What Was She Thinking?

My mom and I never talked about the fact that she was dying. We always held on to hope that some how, some way, she’d be one of the few who beat pancreatic cancer. But as the weeks went by and my mom became sicker, I could see that she wasn’t going to beat this.

I often wondered, but never asked, how she felt about dying. I was too scared to ask her. And I didn’t want to face the possibility of losing my mom. So we didn’t talk about it. But I often wonder what my mom thought about. How did she feel about having pancreatic cancer? How did she feel about the very real possibility of dying? I know she was scared. I know she didn’t want to leave the kids. But we never really talked about it.

I often ask myself if I should have talked to her about it. I wanted to, even thought about what to say and how to start the conversation.
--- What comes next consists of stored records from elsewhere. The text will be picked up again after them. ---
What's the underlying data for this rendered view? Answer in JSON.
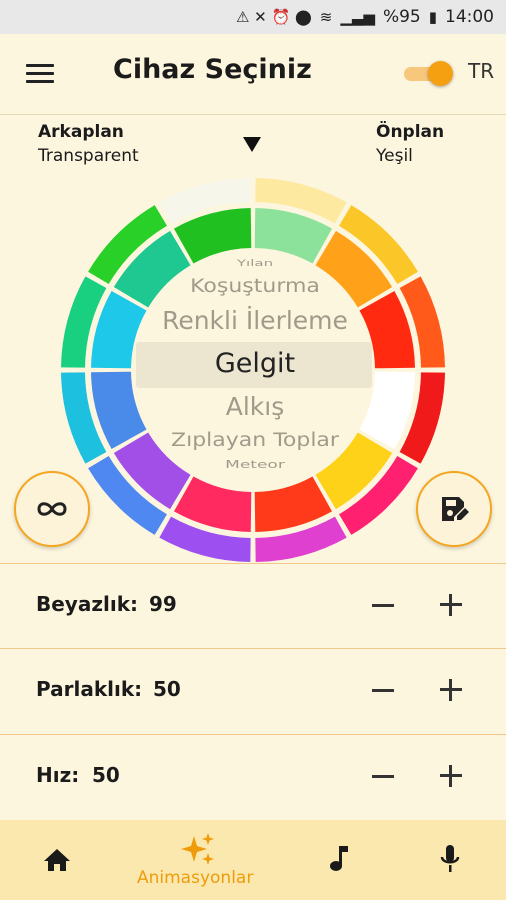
{
  "status_bar": {
    "battery": "%95",
    "time": "14:00"
  },
  "header": {
    "title": "Cihaz Seçiniz",
    "language": "TR",
    "toggle_on": true
  },
  "background": {
    "label": "Arkaplan",
    "value": "Transparent"
  },
  "foreground": {
    "label": "Önplan",
    "value": "Yeşil"
  },
  "animations": {
    "items": [
      {
        "label": "Yılan"
      },
      {
        "label": "Koşuşturma"
      },
      {
        "label": "Renkli İlerleme"
      },
      {
        "label": "Gelgit",
        "selected": true
      },
      {
        "label": "Alkış"
      },
      {
        "label": "Zıplayan Toplar"
      },
      {
        "label": "Meteor"
      }
    ]
  },
  "fabs": {
    "left_icon": "infinity-icon",
    "right_icon": "save-edit-icon"
  },
  "settings": [
    {
      "label": "Beyazlık:",
      "value": "99"
    },
    {
      "label": "Parlaklık:",
      "value": "50"
    },
    {
      "label": "Hız:",
      "value": "50"
    }
  ],
  "bottom_nav": [
    {
      "icon": "home-icon",
      "label": ""
    },
    {
      "icon": "sparkles-icon",
      "label": "Animasyonlar",
      "active": true
    },
    {
      "icon": "music-note-icon",
      "label": ""
    },
    {
      "icon": "microphone-icon",
      "label": ""
    }
  ],
  "colors": {
    "accent": "#f5a010",
    "background": "#fdf6df",
    "nav_bg": "#fbe8ae",
    "divider": "#f1c88a"
  }
}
But by the time I was “ready” to talk about it, my mom was really in no shape to talk. She seemed to be confused much of the time and she slept a lot. In the moments when she was here, when she was ok, I didn’t want to bring up anything negative or sad. I just wanted to share the time we had left together.

But to this day I often wonder what she thought about as she laid in bed each night. She was getting weaker. She was in more pain. She knew the chemotherapy wasn’t really working anymore. What did she think of as she closed her eyes each night? I do much of my thinking at night, when I supposed to be sleeping, when it’s dark and quiet and there are no distractions to whatever thoughts are in my head. My last post was written on my cell phone in the darkness of night. I couldn’t sleep. There were too many thoughts, too much pain, and I needed to get it out.

That last night is especially troubling and I’ve blogged about it before. It was a difficult night for my mom. She couldn’t lay down. All night she sat in a stuffed chair by the bed, and all night I lay there next to her listening to her breathing. Did she sleep at all? Was she really there? She was very “fidgety”, and her hands and arms seemed to move without her will. She kept knocking her blankets off, and I’d put them back on because I was worried that she would be cold. What was she thinking about during that final night? Was she scared of what was coming? Did she know that in less than a day, she wouldn’t be with us anymore?

I know my mom was strong in her faith and in her belief in God. I believe my mom was at peace when she died. I don’t think my mom would have left if she weren’t at peace or if she felt something still needed to be done. It’s obvious that she waited, as she held on until Matt got his black belt. I know how much my mom believed in Matt and how proud she was of him. I don’t think I’ve ever really said it before, but thank you Mom for holding on like you did and for waiting to hear of Matt’s greatest achievement to date before letting go. I love you.